In 2018, a significant proportion of the gas-fueled cars were imported to Finland as used cars. As regards imported cars, the most popular makes were Volkswagen (664), Volvo (316) and Mercedes-Benz (94). Most of these were imported from Sweden (1,216), followed by Germany (34) and Czech Republic (16).
”The demand for gas cars is growing in Finland, and this is no wonder as gas has many advantages as a road vehicle fuel. It’s an inexpensive fuel. Our fixed price campaign offering biogas at a fixed monthly price has been highly popular. Gas cars are also competitive in terms of their purchase price compared with diesel and gasoline cars, and different gas car models are becoming increasingly available,” says Heidi Kuoppala, Sales Manager, Traffic, from Gasum.

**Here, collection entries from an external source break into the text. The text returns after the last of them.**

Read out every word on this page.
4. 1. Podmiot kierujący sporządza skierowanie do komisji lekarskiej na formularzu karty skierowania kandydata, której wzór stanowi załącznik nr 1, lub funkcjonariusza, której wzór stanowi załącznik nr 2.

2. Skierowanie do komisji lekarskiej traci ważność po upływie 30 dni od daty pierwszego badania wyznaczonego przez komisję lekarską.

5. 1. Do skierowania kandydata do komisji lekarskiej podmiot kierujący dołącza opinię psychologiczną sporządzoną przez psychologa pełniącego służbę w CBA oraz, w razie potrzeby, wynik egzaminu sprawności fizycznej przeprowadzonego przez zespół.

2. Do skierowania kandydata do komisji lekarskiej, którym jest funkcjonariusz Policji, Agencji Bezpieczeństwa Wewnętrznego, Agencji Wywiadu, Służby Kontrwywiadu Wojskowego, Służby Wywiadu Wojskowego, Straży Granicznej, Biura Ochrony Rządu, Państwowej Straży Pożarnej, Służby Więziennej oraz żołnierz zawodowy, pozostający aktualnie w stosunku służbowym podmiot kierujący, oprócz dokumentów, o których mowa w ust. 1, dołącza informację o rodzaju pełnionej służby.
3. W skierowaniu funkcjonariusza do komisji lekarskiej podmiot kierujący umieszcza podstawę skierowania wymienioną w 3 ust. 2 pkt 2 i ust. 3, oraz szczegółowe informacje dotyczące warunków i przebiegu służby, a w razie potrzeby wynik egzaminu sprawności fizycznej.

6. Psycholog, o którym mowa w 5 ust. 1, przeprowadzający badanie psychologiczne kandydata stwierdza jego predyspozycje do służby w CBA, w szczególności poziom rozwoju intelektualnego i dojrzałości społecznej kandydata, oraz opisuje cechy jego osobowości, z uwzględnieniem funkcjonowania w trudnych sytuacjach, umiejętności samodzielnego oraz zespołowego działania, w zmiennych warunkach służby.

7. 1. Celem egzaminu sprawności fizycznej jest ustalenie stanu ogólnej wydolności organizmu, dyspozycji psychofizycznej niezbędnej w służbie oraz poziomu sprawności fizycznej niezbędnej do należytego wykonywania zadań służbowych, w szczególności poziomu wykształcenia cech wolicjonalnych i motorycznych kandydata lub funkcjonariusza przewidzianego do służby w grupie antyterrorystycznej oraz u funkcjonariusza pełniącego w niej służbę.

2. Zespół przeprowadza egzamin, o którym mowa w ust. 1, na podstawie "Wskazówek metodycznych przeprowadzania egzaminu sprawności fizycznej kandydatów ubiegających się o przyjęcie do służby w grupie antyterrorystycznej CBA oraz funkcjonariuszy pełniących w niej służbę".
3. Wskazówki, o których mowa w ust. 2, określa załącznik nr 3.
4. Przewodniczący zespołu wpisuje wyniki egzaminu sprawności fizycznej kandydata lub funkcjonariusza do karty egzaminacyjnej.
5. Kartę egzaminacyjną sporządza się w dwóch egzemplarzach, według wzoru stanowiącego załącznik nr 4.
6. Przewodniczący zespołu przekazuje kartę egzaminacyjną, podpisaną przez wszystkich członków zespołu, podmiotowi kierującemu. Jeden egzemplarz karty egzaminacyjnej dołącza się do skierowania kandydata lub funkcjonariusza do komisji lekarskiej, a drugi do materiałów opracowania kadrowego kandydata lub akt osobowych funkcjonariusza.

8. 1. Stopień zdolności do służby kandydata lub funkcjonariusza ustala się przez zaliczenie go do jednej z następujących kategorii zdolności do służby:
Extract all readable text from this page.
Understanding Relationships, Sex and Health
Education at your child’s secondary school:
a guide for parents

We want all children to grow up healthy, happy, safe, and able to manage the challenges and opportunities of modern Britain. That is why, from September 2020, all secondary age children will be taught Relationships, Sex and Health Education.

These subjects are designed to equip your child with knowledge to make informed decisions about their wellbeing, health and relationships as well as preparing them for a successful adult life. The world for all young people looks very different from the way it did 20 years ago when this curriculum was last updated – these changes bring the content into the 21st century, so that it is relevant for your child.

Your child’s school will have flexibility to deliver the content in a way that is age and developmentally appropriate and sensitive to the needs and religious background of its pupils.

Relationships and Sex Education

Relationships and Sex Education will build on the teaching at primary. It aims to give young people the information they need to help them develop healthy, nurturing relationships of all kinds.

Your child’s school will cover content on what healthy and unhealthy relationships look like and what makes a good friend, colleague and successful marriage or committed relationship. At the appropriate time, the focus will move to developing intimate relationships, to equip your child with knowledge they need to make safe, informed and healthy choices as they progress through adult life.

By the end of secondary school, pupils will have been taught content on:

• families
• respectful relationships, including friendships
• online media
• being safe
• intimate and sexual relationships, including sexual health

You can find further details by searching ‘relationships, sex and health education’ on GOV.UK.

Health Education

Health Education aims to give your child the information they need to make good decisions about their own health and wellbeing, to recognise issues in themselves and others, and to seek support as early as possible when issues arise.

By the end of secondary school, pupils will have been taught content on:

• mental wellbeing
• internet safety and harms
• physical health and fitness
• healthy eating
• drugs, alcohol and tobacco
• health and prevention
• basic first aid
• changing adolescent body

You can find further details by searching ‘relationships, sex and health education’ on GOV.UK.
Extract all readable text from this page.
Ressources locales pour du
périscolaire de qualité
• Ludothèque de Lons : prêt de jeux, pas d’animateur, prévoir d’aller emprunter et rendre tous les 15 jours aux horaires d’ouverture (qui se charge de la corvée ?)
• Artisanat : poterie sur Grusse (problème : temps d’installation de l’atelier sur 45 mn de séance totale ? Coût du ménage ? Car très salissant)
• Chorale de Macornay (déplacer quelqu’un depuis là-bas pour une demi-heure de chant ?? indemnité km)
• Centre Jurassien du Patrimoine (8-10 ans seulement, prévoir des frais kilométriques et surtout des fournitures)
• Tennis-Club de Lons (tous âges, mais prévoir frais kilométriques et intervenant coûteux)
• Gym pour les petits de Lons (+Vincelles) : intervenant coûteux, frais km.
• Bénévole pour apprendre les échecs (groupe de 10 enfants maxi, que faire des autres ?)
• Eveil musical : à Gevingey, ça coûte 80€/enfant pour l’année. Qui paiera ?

Gas is seen as a clean fuel alternative also for heavy-duty road transport. In 2018, a record number of first registrations of new heavy-duty vehicles were made in Finland. The market development was affected by factors including new vehicle model launches by Iveco, Scania and Volvo. Gasum is developing the Nordic heavy-duty vehicle filling station network by investing in the construction of around 50 stations in Finland, Sweden and Norway by the beginning of the 2020s.
”The demand for both light and heavy-duty vehicles is growing in all segments, and we’re highly committed to the development of the road fuel gas market. This is demonstrated by the fact that the European Union granted Gasum support at €2.9 million for the construction of new gas filling stations. The Transport Climate Policy working group under the Finnish Ministry of Transport and Communications also highlighted biogas as a significant element of the solution for greenhouse gas emission cuts,” Kuoppala says.
Using gas-fueled vehicles helps enterprises to reduce their carbon footprint
Many enterprises took action to reduce their carbon footprint in 2018. Introducing gas-fueled vehicles in their logistics was an effective way for many organizations to cut carbon dioxide emissions. For example, the City of Vantaa facility and user services company Vantti started using four biogas-fueled vans as part of action to reach the ambitious carbon neutrality target set by the City. The grocery store chain Lidl and the dairy manufacturer Valio introduced goods deliveries with biogas-fueled trucks and participated in biogas production by transporting waste to biogas plants, while Finland’s leading postal and logistics service company Posti is already using 40 gas-fueled vehicles.
The continued increase in the number of gas vehicles in 2018 is proof of more and more private individuals as well as enterprises opting for gas vehicles.